SAYA

Written By BAGUS herwindro on Nov 26, 2014 | November 26, 2014

Batu itu meski hakikinya hidup namun ia terkategorikan sebagai benda mati. Ia tidak mempunyai pilihan apa pun atas dirinya sendiri. Ia bisa tetap di tempatnya, berpindah karena dipindahkan, dipecah atau dipahat indah tanpa bisa memilih sekali pun.

Beda dengan tumbuhan. Tumbuhan terdefinisi sebagai benda hidup, namun ia juga sama tidak mempunyai pilihan apa pun atas hidupnya. Tumbuh atau tidak tumbuhnya, berbuah atau tidak berbuahnya atau apa pun yang terjadi atasnya sesuai jenisnya adalah bukan kemauannya.

Berbeda juga dengan hewan. Hewan memiliki hasrat dan mempunyai pilihan hanya untuk bagaimana memenuhi hasratnya dan itu pun tanpa batasan apa pun sebab hewan memang tak memiliki akal yang berfungsi untuk memilah dan memilih apa yang baik dan tidak untuk dirinya. Ia hanya memilih apa pun yang bisa memenuhi hasratnya. Seekor ayam mungkin tak pernah menyadari kalau dirinya “ayam” sebagaimana yang didefinisikan oleh manusia. Ia mungkin tak pernah pula menyadari ke”ada”an dirinya. Kesadarannya hanya mengikuti hasratnya saja.

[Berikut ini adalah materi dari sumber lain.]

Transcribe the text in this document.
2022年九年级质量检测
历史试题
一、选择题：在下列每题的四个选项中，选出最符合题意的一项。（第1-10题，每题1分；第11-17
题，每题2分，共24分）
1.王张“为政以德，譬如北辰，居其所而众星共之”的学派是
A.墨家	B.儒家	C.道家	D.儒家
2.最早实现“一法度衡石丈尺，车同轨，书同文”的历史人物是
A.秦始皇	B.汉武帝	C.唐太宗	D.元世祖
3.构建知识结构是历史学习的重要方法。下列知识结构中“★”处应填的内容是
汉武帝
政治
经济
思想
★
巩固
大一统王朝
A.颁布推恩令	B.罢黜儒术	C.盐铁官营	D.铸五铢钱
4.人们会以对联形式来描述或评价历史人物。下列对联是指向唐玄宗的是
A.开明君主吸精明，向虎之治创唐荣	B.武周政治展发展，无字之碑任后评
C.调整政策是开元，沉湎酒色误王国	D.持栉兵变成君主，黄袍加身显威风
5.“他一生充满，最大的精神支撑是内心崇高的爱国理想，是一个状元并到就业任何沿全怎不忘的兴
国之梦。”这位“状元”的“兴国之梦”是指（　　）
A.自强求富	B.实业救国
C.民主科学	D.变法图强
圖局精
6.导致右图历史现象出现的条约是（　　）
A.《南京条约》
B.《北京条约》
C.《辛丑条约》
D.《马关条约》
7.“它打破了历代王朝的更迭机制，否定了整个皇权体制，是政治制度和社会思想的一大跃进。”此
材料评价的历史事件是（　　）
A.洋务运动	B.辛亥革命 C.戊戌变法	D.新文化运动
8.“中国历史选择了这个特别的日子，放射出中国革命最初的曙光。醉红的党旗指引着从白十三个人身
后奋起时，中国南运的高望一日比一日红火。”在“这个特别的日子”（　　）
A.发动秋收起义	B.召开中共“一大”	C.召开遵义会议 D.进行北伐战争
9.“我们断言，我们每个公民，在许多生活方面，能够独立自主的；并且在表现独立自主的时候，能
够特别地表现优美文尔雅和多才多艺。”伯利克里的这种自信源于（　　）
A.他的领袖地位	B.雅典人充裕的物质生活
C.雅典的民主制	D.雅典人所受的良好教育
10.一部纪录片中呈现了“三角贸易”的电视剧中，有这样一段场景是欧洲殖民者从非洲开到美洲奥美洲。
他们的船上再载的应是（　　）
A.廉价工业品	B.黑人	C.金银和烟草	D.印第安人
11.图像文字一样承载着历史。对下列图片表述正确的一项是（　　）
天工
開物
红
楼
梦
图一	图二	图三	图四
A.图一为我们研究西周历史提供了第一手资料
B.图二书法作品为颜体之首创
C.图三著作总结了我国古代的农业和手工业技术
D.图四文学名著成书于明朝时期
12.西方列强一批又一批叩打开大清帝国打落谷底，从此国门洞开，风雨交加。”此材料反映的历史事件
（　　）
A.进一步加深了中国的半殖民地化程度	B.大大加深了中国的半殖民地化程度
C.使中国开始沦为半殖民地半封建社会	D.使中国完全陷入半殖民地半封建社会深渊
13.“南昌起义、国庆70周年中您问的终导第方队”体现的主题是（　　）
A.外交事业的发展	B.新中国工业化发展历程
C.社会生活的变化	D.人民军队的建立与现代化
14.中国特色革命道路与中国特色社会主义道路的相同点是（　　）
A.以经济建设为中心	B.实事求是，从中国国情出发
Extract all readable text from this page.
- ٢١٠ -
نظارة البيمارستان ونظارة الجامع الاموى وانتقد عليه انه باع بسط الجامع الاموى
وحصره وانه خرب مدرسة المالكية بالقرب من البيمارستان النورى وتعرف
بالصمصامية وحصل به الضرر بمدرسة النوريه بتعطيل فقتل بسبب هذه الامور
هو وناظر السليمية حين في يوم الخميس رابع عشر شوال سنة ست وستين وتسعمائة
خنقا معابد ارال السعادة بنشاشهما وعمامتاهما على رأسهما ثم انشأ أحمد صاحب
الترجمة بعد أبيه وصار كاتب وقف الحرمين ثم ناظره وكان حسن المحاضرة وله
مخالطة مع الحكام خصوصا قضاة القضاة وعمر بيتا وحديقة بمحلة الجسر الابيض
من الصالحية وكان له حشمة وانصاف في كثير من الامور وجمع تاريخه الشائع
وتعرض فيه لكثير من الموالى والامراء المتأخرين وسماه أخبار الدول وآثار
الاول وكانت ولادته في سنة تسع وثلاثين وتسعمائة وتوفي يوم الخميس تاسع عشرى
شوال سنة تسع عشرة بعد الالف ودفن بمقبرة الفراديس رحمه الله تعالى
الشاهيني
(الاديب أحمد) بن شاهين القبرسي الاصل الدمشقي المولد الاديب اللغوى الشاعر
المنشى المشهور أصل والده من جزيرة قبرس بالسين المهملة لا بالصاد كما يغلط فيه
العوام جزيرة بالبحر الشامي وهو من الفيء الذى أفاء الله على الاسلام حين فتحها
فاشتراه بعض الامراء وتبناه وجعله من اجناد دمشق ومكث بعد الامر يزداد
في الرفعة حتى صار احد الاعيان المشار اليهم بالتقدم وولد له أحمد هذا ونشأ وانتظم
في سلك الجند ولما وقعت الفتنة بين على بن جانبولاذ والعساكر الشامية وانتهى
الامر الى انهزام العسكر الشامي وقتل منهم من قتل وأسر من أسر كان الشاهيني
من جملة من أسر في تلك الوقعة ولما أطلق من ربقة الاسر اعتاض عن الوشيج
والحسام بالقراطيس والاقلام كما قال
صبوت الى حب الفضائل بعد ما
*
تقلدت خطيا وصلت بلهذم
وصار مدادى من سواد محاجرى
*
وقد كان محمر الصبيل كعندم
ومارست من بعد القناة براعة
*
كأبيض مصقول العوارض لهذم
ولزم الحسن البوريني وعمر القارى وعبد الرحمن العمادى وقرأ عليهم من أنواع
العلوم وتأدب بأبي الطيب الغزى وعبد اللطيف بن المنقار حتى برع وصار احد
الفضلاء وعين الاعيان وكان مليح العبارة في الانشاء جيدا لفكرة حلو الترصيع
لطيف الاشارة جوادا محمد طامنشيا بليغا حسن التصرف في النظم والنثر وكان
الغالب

Yang sangat berbeda adalah manusia. Manusia di samping memiliki hasrat sebagaimana hewan, ia juga memilki akal agar otaknya mampu berpikir untuk memproduksi kebaikan-kebaikan dalam hidupnya, namun juga tak cukup saja dengan itu, manusia juga memilki hati yang semestinya membuatnya mengenal dirinya sendiri dan tentu juga mengenal siapa penciptanya sehingga kebaikan-kebaikan yang dirumuskan oleh pikirannya dipagari oleh nilai-nilai yang benar menurut GUSTInya bukan kebenaran menurut persepsinya sendiri agar kebaikan itu juga benar dan tampak keindahannya.

SAAT

Berbeda dengan ayam yang mungkin ia tak menyadari dirinya sebagai ayam atau tak menyadari bahwa ia ada di alam ini, manusia tidak. Manusia dengan akal pikirannya akan menyadari bahwa dirinya ada saat ia berinteraksi dengan yang lainnya. Seorang bayi dalam tumbuh kembangnya, mungkin akan mulai menyadari ke”ada”annya saat ia mulai bisa menjalin sebuah interaksi dengan orang lain. Saat ia mulai menyadari selalu ada interaksi dengan orang-orang terdekatnya seperti interaksi dengan orang tuanya, maka pada saat itulah kesadaran tentang eksistensi egonya mulai muncul dengan meminta pemenuhan kebutuhan egonya kepada mereka yang paling sering berinteraksi dengannya.

Bagi orang tuanya, bayi-bayi yang lain atau anak-anak yang lain sebenarnya sama dengan bayi atau anak mereka sendiri, namun di luar bayi atau anaknya sendiri semuanya akan dianggap tak ada keber”ada”annya. Bayi atau anak bagi orang tuanya pasti akan disadari keber”ada”annya karena para orang tua memiliki pamrih terhadap anaknya dalam kata lain anak-anak mereka ada manfaatnya bagi diri mereka, minimal sebagai simbol kebanggan atau simbol penerus kehidupan mereka.

Dalam lingkup yang lebih luas pun demikian juga. Seseorang akan dianggap “ada” saat dia ada gunanya, ada manfaat yang keluar dari dirinya bagi orang lain.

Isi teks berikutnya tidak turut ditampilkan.